English edit

Etymology edit

From year +‎ tide (time, occasion). Compare West Frisian jiertiid (season), Dutch jaartijd, jaargetijde (season), German Jahreszeit (season), Swedish årstid (season), Icelandic árstíð (season), Yiddish יאָרצײַט (yortsayt). Doublet of yahrzeit.

Noun edit

yeartide (plural yeartides)

  1. (chiefly poetic or fantasy) A specific time of year; season.
    • 1907, Union of American Hebrew Congregations, Young Israel:
      [] And promised whatever the yeartides would bring To this wish of his friend he would fervently cling.
    • 1921, Emma Kenyon Parrish, The Golden Island, page 8:
      And soft the yeartides creep:
      O sweet, O lasting sleep!
    • 1958, American Jewish Congress, Judaism[1]:
      Or phylacteries on skulls unyielding, While our river of days flows dark With a yeartide of days, a yeartide of nights Unhallowed, unhallowed?
    • 1985, Percy Grainger, Kay Dreyfus, The farthest north of humanness:
      Peter & 2-Js & I joined in a flower bunch, besides which I also sent her a 15 bob sheaf on my own, with gum-leafage — the sole homish stuff havable here at this yeartide — there among.
  2. (rare, nonstandard) A specific time each year; anniversary.
    • 1921, Emma Kenyon Parrish, The golden island:
      A-dream, we rock at home.

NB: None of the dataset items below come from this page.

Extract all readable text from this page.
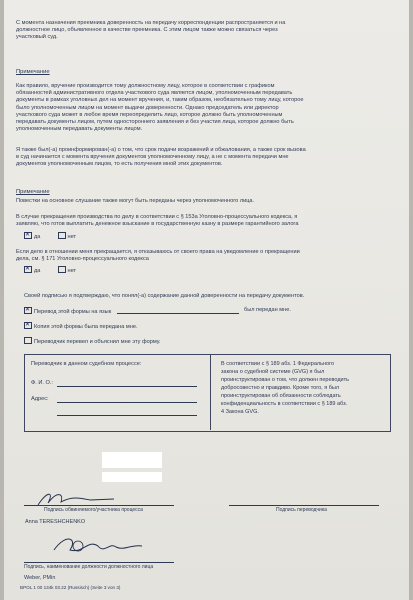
С момента назначения преемника доверенность на передачу корреспонденции распространяется и на
должностное лицо, объявленное в качестве преемника. С этим лицом также можно связаться через
участковый суд.
Примечание
Как правило, вручение производится тому должностному лицу, которое в соответствии с графиком
обязанностей административного отдела участкового суда является лицом, уполномоченным передавать
документы в рамках уголовных дел на момент вручения, и, таким образом, необязательно тому лицу, которое
было уполномоченным лицом на момент выдачи доверенности. Однако председатель или директор
участкового суда может в любое время переопределить лицо, которое должно быть уполномоченным
передавать документы лицом, путем одностороннего заявления и без участия лица, которое должно быть
уполномоченным передавать документы лицом.
Я также был(-а) проинформирован(-а) о том, что срок подачи возражений и обжалования, а также срок вызова
в суд начинается с момента вручения документов уполномоченному лицу, а не с момента передачи мне
документов уполномоченным лицом, то есть получения мной этих документов.
Примечание
Повестки на основное слушание также могут быть переданы через уполномоченного лица.
В случае прекращения производства по делу в соответствии с § 153а Уголовно-процессуального кодекса, я
заявляю, что готов выплатить денежное взыскание в государственную казну в размере гарантийного залога
✕да	нет
Если дело в отношении меня прекращается, я отказываюсь от своего права на уведомление о прекращении
дела, см. § 171 Уголовно-процессуального кодекса
✕да	нет
Своей подписью я подтверждаю, что понял(-а) содержание данной доверенности на передачу документов.
✕Перевод этой формы на язык	был передан мне.
✕Копия этой формы была передана мне.
Переводчик перевел и объяснил мне эту форму.
Переводчик в данном судебном процессе:
Ф. И. О.:
Адрес:
В соответствии с § 189 абз. 1 Федерального
закона о судебной системе (GVG) я был
проинструктирован о том, что должен переводить
добросовестно и правдиво. Кроме того, я был
проинструктирован об обязанности соблюдать
конфиденциальность в соответствии с § 189 абз.
4 Закона GVG.
Подпись обвиняемого/участника процесса
Anna TERESHCHENKO
Подпись переводчика
Подпись, наименование должности должностного лица
Weber, PMin
BPOL 1 00 134k 03.22 (Russisch) (Seite 3 von 3)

So, lasting-sweet is sleep : With sails forever furled. Forgot is all the world, And soft the yeartides creep : O sweet, O lasting sleep!
    • 2006, Gene Wolfe, The Wizard: Book Two of The Wizard Knight:
      There will be a tourney in three days, as always at Yeartide. You could enter those events at which you may excel.